Winsen, am Samstag den 24.01.2026

Krankenhäuser bleiben in kommunaler Hand

von Landkreis Harburg am 23.01.2026


„Die Krankenhäuser in Buchholz und Winsen bleiben unverändert in kommunaler Trägerschaft. Das hat sich bewährt. Gleichzeitig werden wir sie so aufstellen, dass sie auch in Zukunft eine sichere, qualitativ hochwertige und wohnortnahe Gesundheitsversorgung effizient gewährleisten. Eine Privatisierung des Unternehmens oder einzelner Unternehmensteile ist kein Thema.“ Das betonte Aufsichtsratsvorsitzender und Landrat Rainer Rempe angesichts jüngster Spekulationen.

„Der Landkreis Harburg steht zu seinen Krankenhäusern Buchholz und Winsen in kommunaler Trägerschaft. Dies sichert die Gesundheitsversorgung im Landkreis heute und künftig modern und zuverlässig. An der jetzigen Trägerschaft und den beiden Standorten werden der Landkreis, der Aufsichtsrat und die Klinikgeschäftsführung festhalten. Das habe ich persönlich als Aufsichtsratsvorsitzender und als Landrat in der Vergangenheit bereits mehrfach betont und dazu stehe ich uneingeschränkt, wie auch der gesamte Aufsichtsrat geschlossen. Alle anderslautenden Behauptungen entbehren jeder Grundlage“, so Rempe.

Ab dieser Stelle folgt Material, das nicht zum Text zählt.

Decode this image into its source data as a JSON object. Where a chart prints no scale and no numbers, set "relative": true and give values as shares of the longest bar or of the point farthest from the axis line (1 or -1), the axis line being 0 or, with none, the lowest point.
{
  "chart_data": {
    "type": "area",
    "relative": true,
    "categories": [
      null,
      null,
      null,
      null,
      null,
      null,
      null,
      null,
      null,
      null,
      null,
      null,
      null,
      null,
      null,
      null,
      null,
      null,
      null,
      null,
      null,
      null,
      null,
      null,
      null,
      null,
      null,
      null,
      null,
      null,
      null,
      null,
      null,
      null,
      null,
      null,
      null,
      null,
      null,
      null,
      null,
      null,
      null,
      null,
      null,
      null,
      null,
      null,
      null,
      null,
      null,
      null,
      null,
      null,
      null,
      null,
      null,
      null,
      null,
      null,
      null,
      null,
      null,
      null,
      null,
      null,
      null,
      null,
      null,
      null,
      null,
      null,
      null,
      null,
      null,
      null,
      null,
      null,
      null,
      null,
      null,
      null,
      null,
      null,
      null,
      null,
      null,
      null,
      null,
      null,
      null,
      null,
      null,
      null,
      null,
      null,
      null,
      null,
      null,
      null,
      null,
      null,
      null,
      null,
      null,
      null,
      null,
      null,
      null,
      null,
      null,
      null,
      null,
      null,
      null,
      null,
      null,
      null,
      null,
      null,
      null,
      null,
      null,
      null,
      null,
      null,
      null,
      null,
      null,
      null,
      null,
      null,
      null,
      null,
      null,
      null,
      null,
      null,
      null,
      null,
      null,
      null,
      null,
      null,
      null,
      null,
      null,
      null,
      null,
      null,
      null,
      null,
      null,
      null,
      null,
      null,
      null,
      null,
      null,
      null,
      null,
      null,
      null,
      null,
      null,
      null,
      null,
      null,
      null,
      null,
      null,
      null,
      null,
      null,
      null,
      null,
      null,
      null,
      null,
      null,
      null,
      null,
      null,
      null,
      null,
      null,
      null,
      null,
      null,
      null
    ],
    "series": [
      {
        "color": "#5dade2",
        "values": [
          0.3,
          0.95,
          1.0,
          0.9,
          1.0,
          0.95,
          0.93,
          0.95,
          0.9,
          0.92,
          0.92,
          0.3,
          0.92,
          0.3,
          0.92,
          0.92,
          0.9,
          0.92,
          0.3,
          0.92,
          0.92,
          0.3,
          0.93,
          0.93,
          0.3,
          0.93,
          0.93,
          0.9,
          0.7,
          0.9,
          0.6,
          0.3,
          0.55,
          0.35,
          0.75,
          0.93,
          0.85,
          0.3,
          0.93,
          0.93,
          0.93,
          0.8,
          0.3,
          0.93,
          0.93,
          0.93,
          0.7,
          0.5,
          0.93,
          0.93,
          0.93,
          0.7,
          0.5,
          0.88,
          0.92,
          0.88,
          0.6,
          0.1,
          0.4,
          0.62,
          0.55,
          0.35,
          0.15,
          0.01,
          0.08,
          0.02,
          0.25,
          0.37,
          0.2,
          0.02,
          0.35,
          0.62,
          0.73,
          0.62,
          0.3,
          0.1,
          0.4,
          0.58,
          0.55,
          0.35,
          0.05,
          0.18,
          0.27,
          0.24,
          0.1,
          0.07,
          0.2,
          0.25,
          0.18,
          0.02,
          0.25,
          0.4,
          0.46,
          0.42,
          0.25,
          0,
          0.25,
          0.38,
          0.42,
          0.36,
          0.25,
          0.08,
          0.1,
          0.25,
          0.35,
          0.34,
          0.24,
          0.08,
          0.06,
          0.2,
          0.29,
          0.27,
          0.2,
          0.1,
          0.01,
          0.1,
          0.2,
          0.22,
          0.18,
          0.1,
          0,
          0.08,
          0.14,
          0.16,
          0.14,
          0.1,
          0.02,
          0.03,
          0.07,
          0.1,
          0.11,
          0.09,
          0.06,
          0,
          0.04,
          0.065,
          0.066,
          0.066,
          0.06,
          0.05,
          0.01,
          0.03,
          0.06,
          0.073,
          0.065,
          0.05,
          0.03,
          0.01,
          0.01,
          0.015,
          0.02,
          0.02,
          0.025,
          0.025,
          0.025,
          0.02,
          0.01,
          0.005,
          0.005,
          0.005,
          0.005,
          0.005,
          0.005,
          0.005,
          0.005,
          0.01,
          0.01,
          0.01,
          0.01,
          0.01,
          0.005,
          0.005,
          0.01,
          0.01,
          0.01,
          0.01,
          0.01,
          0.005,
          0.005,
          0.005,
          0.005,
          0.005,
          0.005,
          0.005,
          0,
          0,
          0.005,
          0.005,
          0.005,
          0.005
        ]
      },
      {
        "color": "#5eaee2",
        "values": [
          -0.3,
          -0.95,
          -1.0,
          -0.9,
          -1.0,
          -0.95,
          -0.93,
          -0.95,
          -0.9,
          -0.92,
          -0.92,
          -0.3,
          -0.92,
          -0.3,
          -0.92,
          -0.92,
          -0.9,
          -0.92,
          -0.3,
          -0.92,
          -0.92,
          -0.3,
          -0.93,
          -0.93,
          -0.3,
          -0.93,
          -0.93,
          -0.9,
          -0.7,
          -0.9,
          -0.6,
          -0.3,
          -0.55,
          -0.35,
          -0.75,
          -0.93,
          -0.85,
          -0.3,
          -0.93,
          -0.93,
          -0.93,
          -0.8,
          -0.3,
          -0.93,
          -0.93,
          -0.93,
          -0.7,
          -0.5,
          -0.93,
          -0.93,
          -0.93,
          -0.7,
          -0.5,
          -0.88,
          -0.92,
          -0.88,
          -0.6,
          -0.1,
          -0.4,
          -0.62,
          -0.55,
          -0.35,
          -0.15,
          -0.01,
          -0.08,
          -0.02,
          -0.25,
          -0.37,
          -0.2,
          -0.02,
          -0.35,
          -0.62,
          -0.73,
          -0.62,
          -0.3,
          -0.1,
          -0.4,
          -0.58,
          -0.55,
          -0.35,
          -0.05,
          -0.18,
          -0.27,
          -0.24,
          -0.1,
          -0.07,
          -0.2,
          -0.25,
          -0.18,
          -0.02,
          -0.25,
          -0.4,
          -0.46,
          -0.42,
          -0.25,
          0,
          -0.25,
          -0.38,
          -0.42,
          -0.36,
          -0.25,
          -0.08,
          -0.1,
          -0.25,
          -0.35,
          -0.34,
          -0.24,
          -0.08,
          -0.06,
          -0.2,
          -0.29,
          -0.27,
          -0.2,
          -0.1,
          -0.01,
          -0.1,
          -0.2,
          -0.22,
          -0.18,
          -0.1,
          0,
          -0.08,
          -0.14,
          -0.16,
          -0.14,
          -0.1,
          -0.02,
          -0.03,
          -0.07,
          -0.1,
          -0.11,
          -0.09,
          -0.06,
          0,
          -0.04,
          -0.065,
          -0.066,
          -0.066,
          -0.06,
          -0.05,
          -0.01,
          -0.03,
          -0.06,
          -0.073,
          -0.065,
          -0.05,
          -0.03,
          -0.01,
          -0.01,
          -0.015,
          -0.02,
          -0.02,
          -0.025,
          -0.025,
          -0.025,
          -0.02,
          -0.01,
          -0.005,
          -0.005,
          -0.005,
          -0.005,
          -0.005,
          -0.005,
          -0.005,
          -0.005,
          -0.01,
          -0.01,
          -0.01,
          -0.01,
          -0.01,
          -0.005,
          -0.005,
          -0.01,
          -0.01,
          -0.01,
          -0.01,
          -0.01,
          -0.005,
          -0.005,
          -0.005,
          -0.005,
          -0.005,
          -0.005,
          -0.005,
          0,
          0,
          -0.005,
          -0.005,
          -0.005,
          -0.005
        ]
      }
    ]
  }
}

Um die richtigen Weichen für die Zukunft zu stellen, hat der Aufsichtsrat bereits im Spätsommer 2025 den Startschuss für eine umfassende Restrukturierung der Krankenhäuser Buchholz und Winsen gegeben. Denn das Gesundheitssystem in Deutschland steht unter hohem Druck, dasselbe gilt für die kommunalen Krankenhäuser. Die steigenden Preise der Inflationsjahre haben in vielen Häusern und auch in den Krankenhäusern Buchholz und Winsen zu erheblichen Defiziten geführt, die nicht kompensiert werden konnten.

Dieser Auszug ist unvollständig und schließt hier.